IT is hardly a secret that Illinois is struggling on many fronts, with many of its most recent problems stemming from continual political infighting that left the state without a budget for more than two years.
But there remains plenty to be proud of if you are an Illinoisan. Let's not forget that Illinois, despite its budget woes, still has the nation's fifth-largest economy. We were also the first state to ratify the 13th Amendment, which abolished slavery, and home to the first skyscraper. Illinois also hosted the first Farm Aid concert, and Ray Kroc gave birth to the first golden arches in the Land of Lincoln.
You want more to celebrate? Well, how about a yearlong statewide birthday party that will be centered around what is good about our state.
Illinois is set to initiate a bicentennial celebration that will last from early next month with an official kickoff at the Abraham Lincoln Presidential Library in Springfield until Dec. 3, 2018 -- the date the state turns 200. There are plans for exhibits; a school curriculum; a United Center ceremony honoring 200 Illinoisans in arts, entertainment, sports, agriculture and business; and more.
The bicentennial can clearly serve as a harbinger of hope.

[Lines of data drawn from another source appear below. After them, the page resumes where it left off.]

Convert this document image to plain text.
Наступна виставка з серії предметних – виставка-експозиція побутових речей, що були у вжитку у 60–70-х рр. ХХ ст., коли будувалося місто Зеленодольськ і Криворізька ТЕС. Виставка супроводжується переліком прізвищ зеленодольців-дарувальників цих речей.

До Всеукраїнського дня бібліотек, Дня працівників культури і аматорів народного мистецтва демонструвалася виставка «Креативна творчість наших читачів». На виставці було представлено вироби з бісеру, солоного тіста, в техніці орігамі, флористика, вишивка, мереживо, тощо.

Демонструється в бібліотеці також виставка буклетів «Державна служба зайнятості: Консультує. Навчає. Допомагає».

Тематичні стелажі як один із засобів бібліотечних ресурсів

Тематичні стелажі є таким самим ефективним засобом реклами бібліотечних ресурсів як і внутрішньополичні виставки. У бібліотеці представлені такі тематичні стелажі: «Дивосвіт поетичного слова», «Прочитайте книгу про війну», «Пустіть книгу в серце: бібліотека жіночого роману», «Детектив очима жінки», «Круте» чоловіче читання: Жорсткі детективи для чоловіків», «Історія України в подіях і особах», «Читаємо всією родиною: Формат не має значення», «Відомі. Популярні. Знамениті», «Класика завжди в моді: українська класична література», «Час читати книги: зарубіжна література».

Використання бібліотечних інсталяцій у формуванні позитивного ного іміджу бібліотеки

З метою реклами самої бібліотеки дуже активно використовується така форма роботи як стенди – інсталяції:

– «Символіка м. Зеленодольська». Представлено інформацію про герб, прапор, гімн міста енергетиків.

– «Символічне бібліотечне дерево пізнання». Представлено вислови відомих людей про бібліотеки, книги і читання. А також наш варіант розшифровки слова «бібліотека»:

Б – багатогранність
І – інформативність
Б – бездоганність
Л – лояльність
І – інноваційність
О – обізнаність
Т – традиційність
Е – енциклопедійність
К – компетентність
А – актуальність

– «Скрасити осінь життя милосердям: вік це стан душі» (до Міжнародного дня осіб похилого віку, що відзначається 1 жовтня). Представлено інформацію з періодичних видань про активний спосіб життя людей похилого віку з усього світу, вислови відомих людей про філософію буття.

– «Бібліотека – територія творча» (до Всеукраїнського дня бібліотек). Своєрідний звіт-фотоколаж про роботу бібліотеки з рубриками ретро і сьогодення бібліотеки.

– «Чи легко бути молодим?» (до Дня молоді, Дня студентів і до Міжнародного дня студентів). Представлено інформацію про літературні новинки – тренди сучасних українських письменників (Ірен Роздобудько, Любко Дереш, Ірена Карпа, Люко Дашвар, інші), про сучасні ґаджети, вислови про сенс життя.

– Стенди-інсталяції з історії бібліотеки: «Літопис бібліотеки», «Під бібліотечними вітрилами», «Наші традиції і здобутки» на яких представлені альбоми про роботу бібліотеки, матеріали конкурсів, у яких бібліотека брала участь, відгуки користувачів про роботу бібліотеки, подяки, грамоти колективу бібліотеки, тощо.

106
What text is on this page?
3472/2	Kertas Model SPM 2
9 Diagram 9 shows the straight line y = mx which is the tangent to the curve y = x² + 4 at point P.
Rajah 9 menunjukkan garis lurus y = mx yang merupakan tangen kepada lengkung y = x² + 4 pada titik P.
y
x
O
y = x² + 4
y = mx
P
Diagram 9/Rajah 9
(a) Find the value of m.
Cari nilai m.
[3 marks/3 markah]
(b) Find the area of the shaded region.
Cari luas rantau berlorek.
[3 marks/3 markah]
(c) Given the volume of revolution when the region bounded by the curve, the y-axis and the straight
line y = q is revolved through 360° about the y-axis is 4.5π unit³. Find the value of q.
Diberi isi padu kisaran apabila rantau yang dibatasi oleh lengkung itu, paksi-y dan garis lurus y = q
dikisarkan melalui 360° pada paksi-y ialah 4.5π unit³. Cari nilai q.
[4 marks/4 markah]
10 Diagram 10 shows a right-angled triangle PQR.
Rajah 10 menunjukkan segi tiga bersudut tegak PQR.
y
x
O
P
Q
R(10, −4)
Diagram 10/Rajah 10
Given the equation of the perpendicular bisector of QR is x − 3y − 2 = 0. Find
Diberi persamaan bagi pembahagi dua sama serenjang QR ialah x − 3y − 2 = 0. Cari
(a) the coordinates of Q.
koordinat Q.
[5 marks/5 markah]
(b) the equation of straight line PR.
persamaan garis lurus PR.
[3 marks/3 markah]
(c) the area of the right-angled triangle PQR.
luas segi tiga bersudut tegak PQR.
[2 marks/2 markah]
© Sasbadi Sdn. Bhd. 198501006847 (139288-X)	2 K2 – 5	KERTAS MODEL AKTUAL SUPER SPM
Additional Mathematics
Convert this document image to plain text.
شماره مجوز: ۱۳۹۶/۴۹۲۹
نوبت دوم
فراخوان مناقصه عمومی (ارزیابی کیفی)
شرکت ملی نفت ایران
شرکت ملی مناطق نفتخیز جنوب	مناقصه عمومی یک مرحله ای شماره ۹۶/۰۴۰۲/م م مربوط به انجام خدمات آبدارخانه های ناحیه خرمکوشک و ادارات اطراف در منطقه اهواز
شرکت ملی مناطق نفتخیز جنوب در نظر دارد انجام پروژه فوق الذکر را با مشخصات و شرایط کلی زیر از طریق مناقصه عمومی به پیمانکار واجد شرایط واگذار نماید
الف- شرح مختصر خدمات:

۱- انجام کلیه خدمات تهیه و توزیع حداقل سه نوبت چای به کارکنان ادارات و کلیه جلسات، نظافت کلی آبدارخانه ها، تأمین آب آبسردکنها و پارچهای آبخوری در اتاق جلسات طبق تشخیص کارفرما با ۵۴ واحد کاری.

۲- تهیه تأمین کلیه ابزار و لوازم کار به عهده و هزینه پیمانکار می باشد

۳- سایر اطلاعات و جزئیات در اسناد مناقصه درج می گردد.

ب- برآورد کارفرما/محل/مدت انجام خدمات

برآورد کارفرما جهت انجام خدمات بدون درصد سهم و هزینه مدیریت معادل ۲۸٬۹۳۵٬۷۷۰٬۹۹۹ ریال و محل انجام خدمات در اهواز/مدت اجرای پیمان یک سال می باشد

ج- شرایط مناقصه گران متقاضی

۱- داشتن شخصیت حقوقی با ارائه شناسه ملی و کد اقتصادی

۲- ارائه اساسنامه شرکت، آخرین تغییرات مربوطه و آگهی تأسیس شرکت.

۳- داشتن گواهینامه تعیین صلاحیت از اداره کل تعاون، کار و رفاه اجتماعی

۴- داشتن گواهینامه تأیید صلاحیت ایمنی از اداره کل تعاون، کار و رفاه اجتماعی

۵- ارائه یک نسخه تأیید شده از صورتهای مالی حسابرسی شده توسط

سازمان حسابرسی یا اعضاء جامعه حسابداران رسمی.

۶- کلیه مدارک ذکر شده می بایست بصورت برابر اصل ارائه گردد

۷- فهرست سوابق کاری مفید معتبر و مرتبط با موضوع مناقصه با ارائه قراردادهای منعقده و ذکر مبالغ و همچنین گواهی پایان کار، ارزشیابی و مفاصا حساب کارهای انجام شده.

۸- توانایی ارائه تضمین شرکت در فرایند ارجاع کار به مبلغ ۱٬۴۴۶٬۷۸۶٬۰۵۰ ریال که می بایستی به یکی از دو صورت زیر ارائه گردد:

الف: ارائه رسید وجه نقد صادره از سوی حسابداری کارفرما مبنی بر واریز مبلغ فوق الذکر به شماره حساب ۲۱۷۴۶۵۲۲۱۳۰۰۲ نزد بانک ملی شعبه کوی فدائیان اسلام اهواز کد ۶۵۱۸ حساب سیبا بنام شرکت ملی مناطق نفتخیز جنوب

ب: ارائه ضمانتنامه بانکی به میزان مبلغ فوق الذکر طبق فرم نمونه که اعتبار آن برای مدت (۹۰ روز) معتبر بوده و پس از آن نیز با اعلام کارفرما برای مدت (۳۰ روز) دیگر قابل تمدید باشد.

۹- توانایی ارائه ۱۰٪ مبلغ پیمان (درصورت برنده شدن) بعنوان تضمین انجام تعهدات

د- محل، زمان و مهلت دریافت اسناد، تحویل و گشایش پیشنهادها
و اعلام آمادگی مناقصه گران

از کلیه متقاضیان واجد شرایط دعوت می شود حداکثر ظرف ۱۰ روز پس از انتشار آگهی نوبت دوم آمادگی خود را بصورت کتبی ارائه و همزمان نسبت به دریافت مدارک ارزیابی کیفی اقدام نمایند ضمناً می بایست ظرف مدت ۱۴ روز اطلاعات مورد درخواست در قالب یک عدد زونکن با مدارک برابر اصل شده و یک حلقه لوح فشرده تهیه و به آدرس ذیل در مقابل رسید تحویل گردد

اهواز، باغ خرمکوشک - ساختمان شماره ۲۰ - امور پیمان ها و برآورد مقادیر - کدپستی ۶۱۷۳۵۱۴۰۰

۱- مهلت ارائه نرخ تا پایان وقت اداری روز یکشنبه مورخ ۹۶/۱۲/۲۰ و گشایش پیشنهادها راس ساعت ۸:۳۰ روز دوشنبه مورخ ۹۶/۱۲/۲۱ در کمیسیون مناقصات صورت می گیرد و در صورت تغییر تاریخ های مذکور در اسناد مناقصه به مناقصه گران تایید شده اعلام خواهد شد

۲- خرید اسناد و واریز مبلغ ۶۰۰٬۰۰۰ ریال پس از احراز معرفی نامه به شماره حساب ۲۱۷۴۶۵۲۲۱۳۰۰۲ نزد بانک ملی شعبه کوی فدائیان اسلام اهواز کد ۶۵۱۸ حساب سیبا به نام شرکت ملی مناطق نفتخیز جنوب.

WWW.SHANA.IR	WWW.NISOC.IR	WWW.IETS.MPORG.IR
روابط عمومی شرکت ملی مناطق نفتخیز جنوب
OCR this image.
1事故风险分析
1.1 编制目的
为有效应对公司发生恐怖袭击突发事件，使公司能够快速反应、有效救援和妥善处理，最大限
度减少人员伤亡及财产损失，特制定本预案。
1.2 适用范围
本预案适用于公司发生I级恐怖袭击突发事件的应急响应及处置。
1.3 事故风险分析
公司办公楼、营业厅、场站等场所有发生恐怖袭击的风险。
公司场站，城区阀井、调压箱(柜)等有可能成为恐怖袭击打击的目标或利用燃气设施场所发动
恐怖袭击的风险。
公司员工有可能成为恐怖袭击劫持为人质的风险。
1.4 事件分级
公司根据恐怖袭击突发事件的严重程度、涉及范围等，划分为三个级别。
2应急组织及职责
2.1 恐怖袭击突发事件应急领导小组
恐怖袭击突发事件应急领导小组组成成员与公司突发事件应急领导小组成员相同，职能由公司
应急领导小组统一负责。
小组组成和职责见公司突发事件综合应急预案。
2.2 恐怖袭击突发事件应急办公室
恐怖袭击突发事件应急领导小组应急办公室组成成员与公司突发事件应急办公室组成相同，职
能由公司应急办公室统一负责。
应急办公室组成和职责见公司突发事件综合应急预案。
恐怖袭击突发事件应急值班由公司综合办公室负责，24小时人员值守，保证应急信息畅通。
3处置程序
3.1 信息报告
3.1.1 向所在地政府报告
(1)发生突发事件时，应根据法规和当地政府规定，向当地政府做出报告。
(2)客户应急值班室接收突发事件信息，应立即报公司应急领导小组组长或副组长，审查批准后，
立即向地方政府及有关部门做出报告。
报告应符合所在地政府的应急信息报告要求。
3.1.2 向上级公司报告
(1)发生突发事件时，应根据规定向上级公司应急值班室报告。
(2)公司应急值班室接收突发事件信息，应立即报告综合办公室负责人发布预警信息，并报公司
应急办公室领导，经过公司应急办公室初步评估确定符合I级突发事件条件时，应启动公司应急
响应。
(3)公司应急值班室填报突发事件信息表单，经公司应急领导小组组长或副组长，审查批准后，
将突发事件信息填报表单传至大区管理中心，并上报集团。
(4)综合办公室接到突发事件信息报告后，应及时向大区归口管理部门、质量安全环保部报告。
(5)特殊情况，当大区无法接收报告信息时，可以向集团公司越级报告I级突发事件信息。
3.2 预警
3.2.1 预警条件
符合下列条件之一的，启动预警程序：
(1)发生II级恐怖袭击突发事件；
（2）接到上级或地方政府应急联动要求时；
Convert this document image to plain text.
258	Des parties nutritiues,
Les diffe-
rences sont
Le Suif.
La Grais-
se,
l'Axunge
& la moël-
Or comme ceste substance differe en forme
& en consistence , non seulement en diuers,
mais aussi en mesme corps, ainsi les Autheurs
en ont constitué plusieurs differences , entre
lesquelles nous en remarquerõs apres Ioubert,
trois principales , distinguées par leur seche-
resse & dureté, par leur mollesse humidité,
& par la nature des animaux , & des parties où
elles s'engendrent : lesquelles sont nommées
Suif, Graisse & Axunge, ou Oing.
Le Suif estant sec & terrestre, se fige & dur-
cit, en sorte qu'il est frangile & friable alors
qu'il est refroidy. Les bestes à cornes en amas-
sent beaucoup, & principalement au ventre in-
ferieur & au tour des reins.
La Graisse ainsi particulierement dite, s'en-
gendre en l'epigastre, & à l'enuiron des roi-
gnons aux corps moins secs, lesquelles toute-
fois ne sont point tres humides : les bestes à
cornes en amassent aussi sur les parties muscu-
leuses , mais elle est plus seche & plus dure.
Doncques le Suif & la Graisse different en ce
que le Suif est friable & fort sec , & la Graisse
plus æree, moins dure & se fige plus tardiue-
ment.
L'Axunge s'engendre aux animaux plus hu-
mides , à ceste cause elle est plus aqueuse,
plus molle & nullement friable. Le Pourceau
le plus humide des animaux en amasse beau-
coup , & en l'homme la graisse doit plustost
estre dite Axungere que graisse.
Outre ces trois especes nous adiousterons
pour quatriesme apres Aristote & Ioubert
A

"People want us to use the bicentennial as a platform to change the conversation about the state of Illinois, to talk about all the great things that Illinois has contributed to society," Stuart Layne, executive director of the Illinois Bicentennial, told the Associated Press. "The second is pride. People are proud to be from this state. … That has become our mantra."
Considering some of the current problems Illinoisans are facing, it might be difficult to remember there has been more positive than negative emerge during the state's first 200 years.
The bicentennial celebration can provide a soapbox for Illinois to remind not only its own citizens, but also the rest of the world that there is plenty here to applaud, and that includes locally, too.
Watch for regional acknowledgements about the role West-Central Illinois has played in development of the nation's 21st state. Our area was home to one of the historic Lincoln-Douglas debates; had a key role in the Underground Railroad; and provided Illinois with its 12th governor, John Wood.
The Historical Society of Quincy and Adams County will be an important element of the region's celebration of the bicentennial. The organization is providing the public with an informative website at illinois200.com.
During the next year, you are likely to hear a lot about the four presidents who have ties to Illinois -- Lincoln, Ulysses S. Grant, Ronald Reagan and Barack Obama.
Lincoln, of course, has long been the state's favorite son, and much of the bicentennial will be geared around all that is connected to the man who not only paved the way for the end of slavery, but also strengthened the federal government and modernized the economy.
Clearly, it would be a fitting bicentennial tribute to the 16th president if Illinois can take major steps toward rectifying its own governmental turmoil so positive stories about our state can continue to be told throughout 2018 and beyond.